AKP KENDİ İTİRAZINA NEDEN ‘RET’ VERDİ?
Sandıkların 3-4 kez sayıldığı ve her seferinde AKP’nin önde çıktığı yönünde bazı söylentiler yayıldığını da anlatan Çelik, “Sandıklar bir kez bile sayılmadı. Bu yalanı bıraksınlar. Müslüman yalan söylemez. 4’e 3 reddedildi. Üç siyasi parti ‘sandıklar sayılsın’ dedi, iki memur bir hakim ve AK Parti’nin temsilcisi, ‘açılmasın’ diye karar aldı. Bu karara da saygı duyduk, yapacak bir şey yok. Yalnız, halk bilsin ki, hiçbir sandık yeniden sayılmadı. ‘4 kez sayılmış, 4 seferde de AK Parti önde çıkmış’ diyorlar. Biz de ‘Sayılsın o zaman’ diyoruz. Sayılsın, bakalım kim çıkar o zaman sandıklardan… Kim çıkarsa da bağrımıza basarız. Gider kutlarız. Yalnız, Büyük Birlik Partisi’ni kimse kendi yanlışlarına alet etmesin. Bundan sonra halk da bizi iyi takip etsin. Büyük Birlik Partisi, başka bir siyasi partiye benzemez. Biz bundan sonra iyi takipçisi oluruz bu işin.
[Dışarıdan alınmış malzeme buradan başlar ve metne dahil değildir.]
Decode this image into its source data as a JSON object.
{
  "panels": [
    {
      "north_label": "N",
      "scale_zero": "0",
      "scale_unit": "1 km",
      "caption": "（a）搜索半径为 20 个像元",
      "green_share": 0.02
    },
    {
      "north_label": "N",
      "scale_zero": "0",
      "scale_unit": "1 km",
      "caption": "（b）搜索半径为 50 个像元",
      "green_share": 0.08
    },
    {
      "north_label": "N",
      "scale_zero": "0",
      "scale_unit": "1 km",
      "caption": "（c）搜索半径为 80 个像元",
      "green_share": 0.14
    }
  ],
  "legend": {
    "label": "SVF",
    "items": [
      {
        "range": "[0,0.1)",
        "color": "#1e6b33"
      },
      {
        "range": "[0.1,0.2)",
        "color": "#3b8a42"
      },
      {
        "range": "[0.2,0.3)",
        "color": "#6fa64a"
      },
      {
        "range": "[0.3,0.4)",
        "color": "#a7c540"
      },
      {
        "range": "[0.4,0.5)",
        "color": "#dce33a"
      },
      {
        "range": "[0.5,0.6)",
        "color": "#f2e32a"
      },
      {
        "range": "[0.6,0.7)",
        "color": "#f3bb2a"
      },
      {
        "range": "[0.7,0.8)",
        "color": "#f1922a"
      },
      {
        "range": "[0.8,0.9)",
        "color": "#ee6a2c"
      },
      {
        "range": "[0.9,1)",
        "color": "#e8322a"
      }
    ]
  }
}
Yanlışın da, eksiğin de… Çünkü biz bu seçimlerde çok şey gördük.” şeklinde konuştu.
AKP’nin de, kaybettiği beldeler olan Ormanlı, Kandilli ve Gülüç için seçimlere itiraz ettiğini anımsatan Çelik, şunları kaydetti: “Bu itirazlardan dolayı, başta AK Parti’nin temsilcisi olmak üzere, ‘ret’ kararı verildi. Bunun örnek teşkil etmesi için… ‘Bak işte bizim itirazlarımız da geldi, reddettik’ algısı oluşturmak için bunu yaptılar. Ama bu belde itirazlarında, ortaya hiçbir belge koymamışlar. Ortaya bir belge koymuş olsalardı, AK Parti’nin bir hakkını dahi MHP’ye, CHP’ye, BBP’ye yedirmezdim. Çünkü hak onundur derdim. Eğer orada AK Parti’nin hakiki bir itirazı olsaydı, ben AK Parti’den tarafa imza atardım. Emsal teşkil etmek için oldu bu. Ben kirli siyasete oy vermem. Kirli siyasetin oyuncağı da olmam. Ama önümüze bir yanlış geldi, biz de bu yanlışa dur demek için kararımızı böyle verdik. Allah nezdinde de, kul nezdinde de doğru bir karar verdiğimize inanıyorum. Kim ne derse desin. ‘Biz kardeş partiyiz’ diyorlar. Yapmayın ya. Kardeş diye diye beni günaha mı sokacaksın yani? Senin günahına ben ortak olmam. Senin günahın da, sebebin de senin olsun; güle güle oturun diyorum.”